Veränderungen für Körper und Psyche
Sobald körperliche Wechselbeschwerden von psychischen begleitet werden, tun Ärzte gut daran im Zweifelsfall die Zusammenarbeit mit Psychologen zu suchen. Eine gesunde Psyche erleichtert doch so manche Therapie.
In der Medizin galten die Wechseljahre über Jahrzehnte als rein hormonelles Problem, das neben den körperlichen Symptomen auch unangenehme psychische Beschwerden hervorrufen kann. Zwischenzeitlich kann man davon ausgehen, dass Depressionen während des Klimakteriums unabhängig vom Abfall der Östrogene in dieser Zeit entstehen. Wahrscheinlich ist, dass sie begleitend dazukommen, in einer Zeit, wo die Frau insgesamt in einer starken psychischen Umbruchsituation steht. Es gibt Hinweise darauf, dass erlebter Stress – ganz gleich ob auf der körperlichen, der emotionalen oder auf der sozialen Ebene – das ohnehin labile Hormongleichgewicht noch weiter beeinflusst.

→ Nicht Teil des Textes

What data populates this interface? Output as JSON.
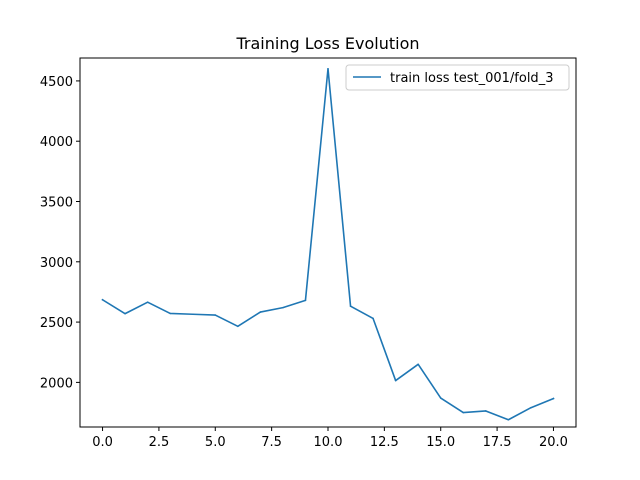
{
  "chart_data": {
    "type": "line",
    "title": "Training Loss Evolution",
    "xlabel": "",
    "ylabel": "",
    "xlim": [
      -1.0,
      21.0
    ],
    "ylim": [
      1630,
      4690
    ],
    "xticks": [
      0.0,
      2.5,
      5.0,
      7.5,
      10.0,
      12.5,
      15.0,
      17.5,
      20.0
    ],
    "xtick_labels": [
      "0.0",
      "2.5",
      "5.0",
      "7.5",
      "10.0",
      "12.5",
      "15.0",
      "17.5",
      "20.0"
    ],
    "yticks": [
      2000,
      2500,
      3000,
      3500,
      4000,
      4500
    ],
    "ytick_labels": [
      "2000",
      "2500",
      "3000",
      "3500",
      "4000",
      "4500"
    ],
    "grid": false,
    "legend_position": "top-right",
    "series": [
      {
        "name": "train loss test_001/fold_3",
        "color": "#1f77b4",
        "x": [
          0,
          1,
          2,
          3,
          4,
          5,
          6,
          7,
          8,
          9,
          10,
          11,
          12,
          13,
          14,
          15,
          16,
          17,
          18,
          19,
          20
        ],
        "values": [
          2685,
          2570,
          2665,
          2572,
          2565,
          2558,
          2465,
          2583,
          2620,
          2680,
          4600,
          2632,
          2530,
          2015,
          2150,
          1870,
          1750,
          1763,
          1690,
          1790,
          1866
        ]
      }
    ]
  }
}
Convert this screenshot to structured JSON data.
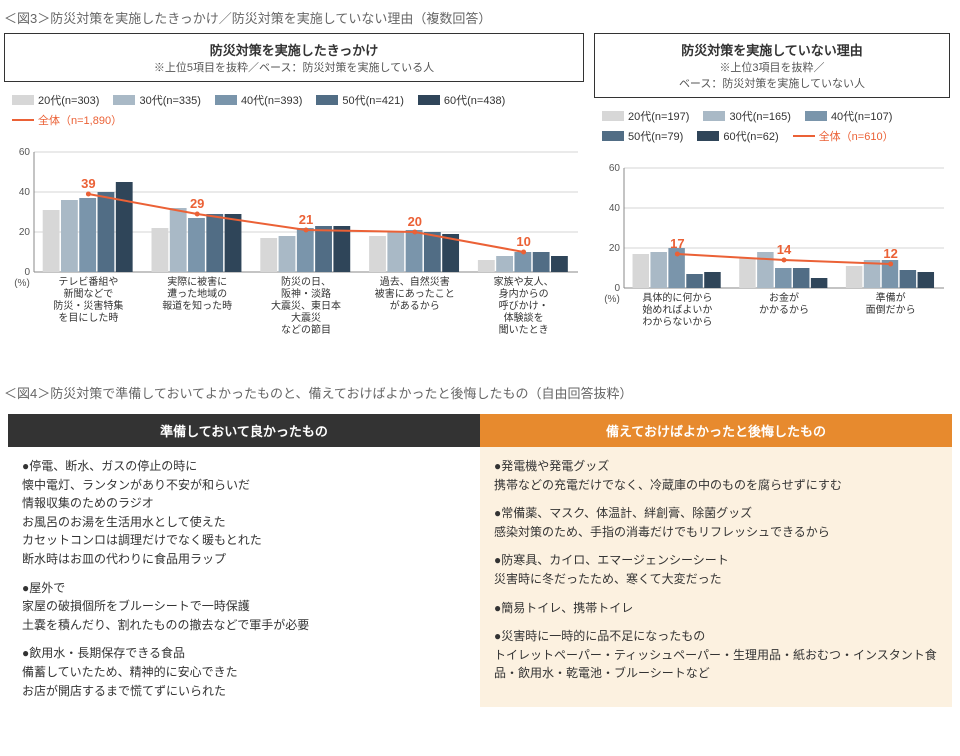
{
  "fig3": {
    "title": "＜図3＞防災対策を実施したきっかけ／防災対策を実施していない理由（複数回答）",
    "left": {
      "header_title": "防災対策を実施したきっかけ",
      "header_sub": "※上位5項目を抜粋／ベース：防災対策を実施している人",
      "legend": [
        {
          "label": "20代(n=303)",
          "color": "#d7d7d7"
        },
        {
          "label": "30代(n=335)",
          "color": "#a9b9c6"
        },
        {
          "label": "40代(n=393)",
          "color": "#7a95ab"
        },
        {
          "label": "50代(n=421)",
          "color": "#516d85"
        },
        {
          "label": "60代(n=438)",
          "color": "#2f4559"
        }
      ],
      "line_legend": {
        "label": "全体（n=1,890）",
        "color": "#eb6136"
      },
      "ylim": [
        0,
        60
      ],
      "ytick_step": 20,
      "categories": [
        "テレビ番組や\n新聞などで\n防災・災害特集\nを目にした時",
        "実際に被害に\n遭った地域の\n報道を知った時",
        "防災の日、\n阪神・淡路\n大震災、東日本\n大震災\nなどの節目",
        "過去、自然災害\n被害にあったこと\nがあるから",
        "家族や友人、\n身内からの\n呼びかけ・\n体験談を\n聞いたとき"
      ],
      "series": [
        [
          31,
          22,
          17,
          18,
          6
        ],
        [
          36,
          32,
          18,
          20,
          8
        ],
        [
          37,
          27,
          22,
          21,
          10
        ],
        [
          40,
          29,
          23,
          20,
          10
        ],
        [
          45,
          29,
          23,
          19,
          8
        ]
      ],
      "line_values": [
        39,
        29,
        21,
        20,
        10
      ]
    },
    "right": {
      "header_title": "防災対策を実施していない理由",
      "header_sub": "※上位3項目を抜粋／\nベース：防災対策を実施していない人",
      "legend": [
        {
          "label": "20代(n=197)",
          "color": "#d7d7d7"
        },
        {
          "label": "30代(n=165)",
          "color": "#a9b9c6"
        },
        {
          "label": "40代(n=107)",
          "color": "#7a95ab"
        },
        {
          "label": "50代(n=79)",
          "color": "#516d85"
        },
        {
          "label": "60代(n=62)",
          "color": "#2f4559"
        }
      ],
      "line_legend": {
        "label": "全体（n=610）",
        "color": "#eb6136"
      },
      "ylim": [
        0,
        60
      ],
      "ytick_step": 20,
      "categories": [
        "具体的に何から\n始めればよいか\nわからないから",
        "お金が\nかかるから",
        "準備が\n面倒だから"
      ],
      "series": [
        [
          17,
          15,
          11
        ],
        [
          18,
          18,
          14
        ],
        [
          20,
          10,
          14
        ],
        [
          7,
          10,
          9
        ],
        [
          8,
          5,
          8
        ]
      ],
      "line_values": [
        17,
        14,
        12
      ]
    },
    "grid_color": "#d5d5d5",
    "axis_color": "#888"
  },
  "fig4": {
    "title": "＜図4＞防災対策で準備しておいてよかったものと、備えておけばよかったと後悔したもの（自由回答抜粋）",
    "left": {
      "header": "準備しておいて良かったもの",
      "header_bg": "#333333",
      "body_bg": "#ffffff",
      "groups": [
        {
          "lead": "●停電、断水、ガスの停止の時に",
          "lines": [
            "懐中電灯、ランタンがあり不安が和らいだ",
            "情報収集のためのラジオ",
            "お風呂のお湯を生活用水として使えた",
            "カセットコンロは調理だけでなく暖もとれた",
            "断水時はお皿の代わりに食品用ラップ"
          ]
        },
        {
          "lead": "●屋外で",
          "lines": [
            "家屋の破損個所をブルーシートで一時保護",
            "土嚢を積んだり、割れたものの撤去などで軍手が必要"
          ]
        },
        {
          "lead": "●飲用水・長期保存できる食品",
          "lines": [
            "備蓄していたため、精神的に安心できた",
            "お店が開店するまで慌てずにいられた"
          ]
        }
      ]
    },
    "right": {
      "header": "備えておけばよかったと後悔したもの",
      "header_bg": "#e78a2e",
      "body_bg": "#fcf1e0",
      "groups": [
        {
          "lead": "●発電機や発電グッズ",
          "lines": [
            "携帯などの充電だけでなく、冷蔵庫の中のものを腐らせずにすむ"
          ]
        },
        {
          "lead": "●常備薬、マスク、体温計、絆創膏、除菌グッズ",
          "lines": [
            "感染対策のため、手指の消毒だけでもリフレッシュできるから"
          ]
        },
        {
          "lead": "●防寒具、カイロ、エマージェンシーシート",
          "lines": [
            "災害時に冬だったため、寒くて大変だった"
          ]
        },
        {
          "lead": "●簡易トイレ、携帯トイレ",
          "lines": []
        },
        {
          "lead": "●災害時に一時的に品不足になったもの",
          "lines": [
            "トイレットペーパー・ティッシュペーパー・生理用品・紙おむつ・インスタント食品・飲用水・乾電池・ブルーシートなど"
          ]
        }
      ]
    }
  },
  "pct_label": "(%)"
}
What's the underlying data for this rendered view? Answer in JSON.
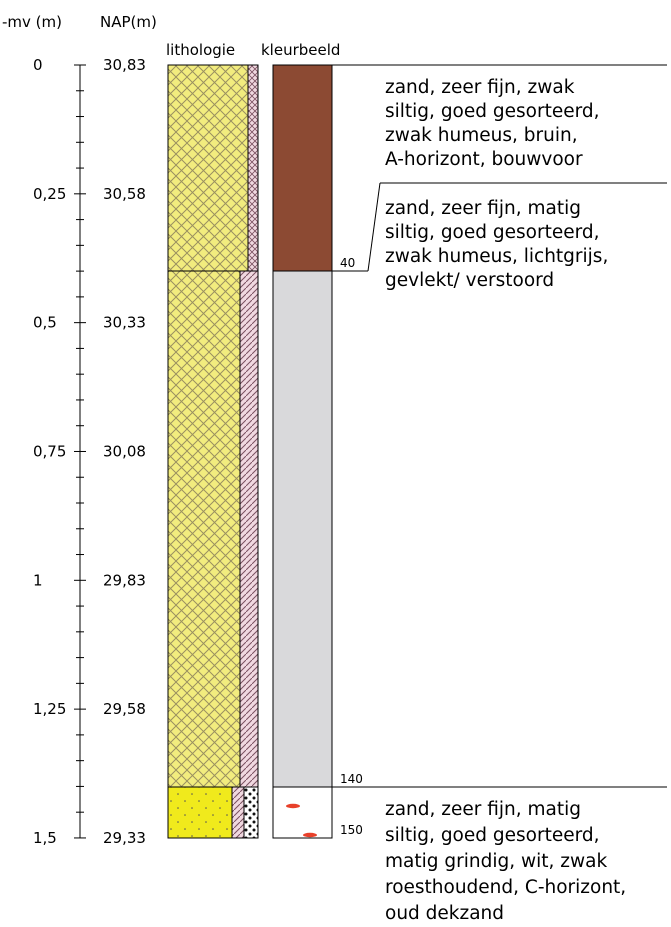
{
  "headers": {
    "mv": "-mv (m)",
    "nap": "NAP(m)",
    "lithology": "lithologie",
    "colour": "kleurbeeld"
  },
  "depth_labels": [
    {
      "depth": 0,
      "mv": "0",
      "nap": "30,83"
    },
    {
      "depth": 0.25,
      "mv": "0,25",
      "nap": "30,58"
    },
    {
      "depth": 0.5,
      "mv": "0,5",
      "nap": "30,33"
    },
    {
      "depth": 0.75,
      "mv": "0,75",
      "nap": "30,08"
    },
    {
      "depth": 1,
      "mv": "1",
      "nap": "29,83"
    },
    {
      "depth": 1.25,
      "mv": "1,25",
      "nap": "29,58"
    },
    {
      "depth": 1.5,
      "mv": "1,5",
      "nap": "29,33"
    }
  ],
  "boundaries": [
    {
      "depth_cm": 40,
      "label": "40"
    },
    {
      "depth_cm": 140,
      "label": "140"
    },
    {
      "depth_cm": 150,
      "label": "150"
    }
  ],
  "layers": [
    {
      "name": "layer-1",
      "top_cm": 0,
      "bottom_cm": 23,
      "colour": "#8c4a33",
      "description": [
        "zand, zeer fijn, zwak",
        "siltig, goed gesorteerd,",
        "zwak humeus, bruin,",
        "A-horizont, bouwvoor"
      ]
    },
    {
      "name": "layer-2",
      "top_cm": 23,
      "bottom_cm": 40,
      "colour": "#8c4a33",
      "description": [
        "zand, zeer fijn, matig",
        "siltig, goed gesorteerd,",
        "zwak humeus, lichtgrijs,",
        "gevlekt/ verstoord"
      ]
    },
    {
      "name": "layer-3",
      "top_cm": 40,
      "bottom_cm": 140,
      "colour": "#d9d9db",
      "description": []
    },
    {
      "name": "layer-4",
      "top_cm": 140,
      "bottom_cm": 150,
      "colour": "#ffffff",
      "description": [
        "zand, zeer fijn, matig",
        "siltig, goed gesorteerd,",
        "matig grindig, wit, zwak",
        "roesthoudend, C-horizont,",
        "oud dekzand"
      ]
    }
  ],
  "colours": {
    "lithology_sand": "#f2ec7e",
    "lithology_hatch": "#9a9060",
    "silt_fill": "#f0d8e0",
    "bottom_sand": "#f0ea1c",
    "rust_spot": "#e8402a"
  }
}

Und Stress hat die Frau in diesem Lebenszeitraum zumeist, weshalb man ihn auch „soziale Wechseljahre“ nennt: Die Kinder verlassen das Haus, manche Frauen versuchen den beruflichen Wiedereinstieg nicht ohne Schwierigkeiten, oftmals gibt es pflegebedürftige Eltern oder Schwiegereltern; das Gefühl, Jugend und Schönheit zu verlieren, unattraktiv zu werden, die Wahrnehmung der ersten Falten oder von Figur- und Gewichtsproblemen werden als belastend erlebt – viele Veränderungen, die es nötig machen, sich von dem Bisherigen zu verabschieden. Manche Frauen bezeichnen es auch als ein Stück Abschiednehmen von sich selbst. Dieser Prozess kann eine Verunsicherung der Identität oder auch ein Stück Identitätsverlust bedeuten und schmerzen. Manche Frauen reagieren in dieser Phase des Eintritts in die Wechseljahre sehr verunsichert und scheu.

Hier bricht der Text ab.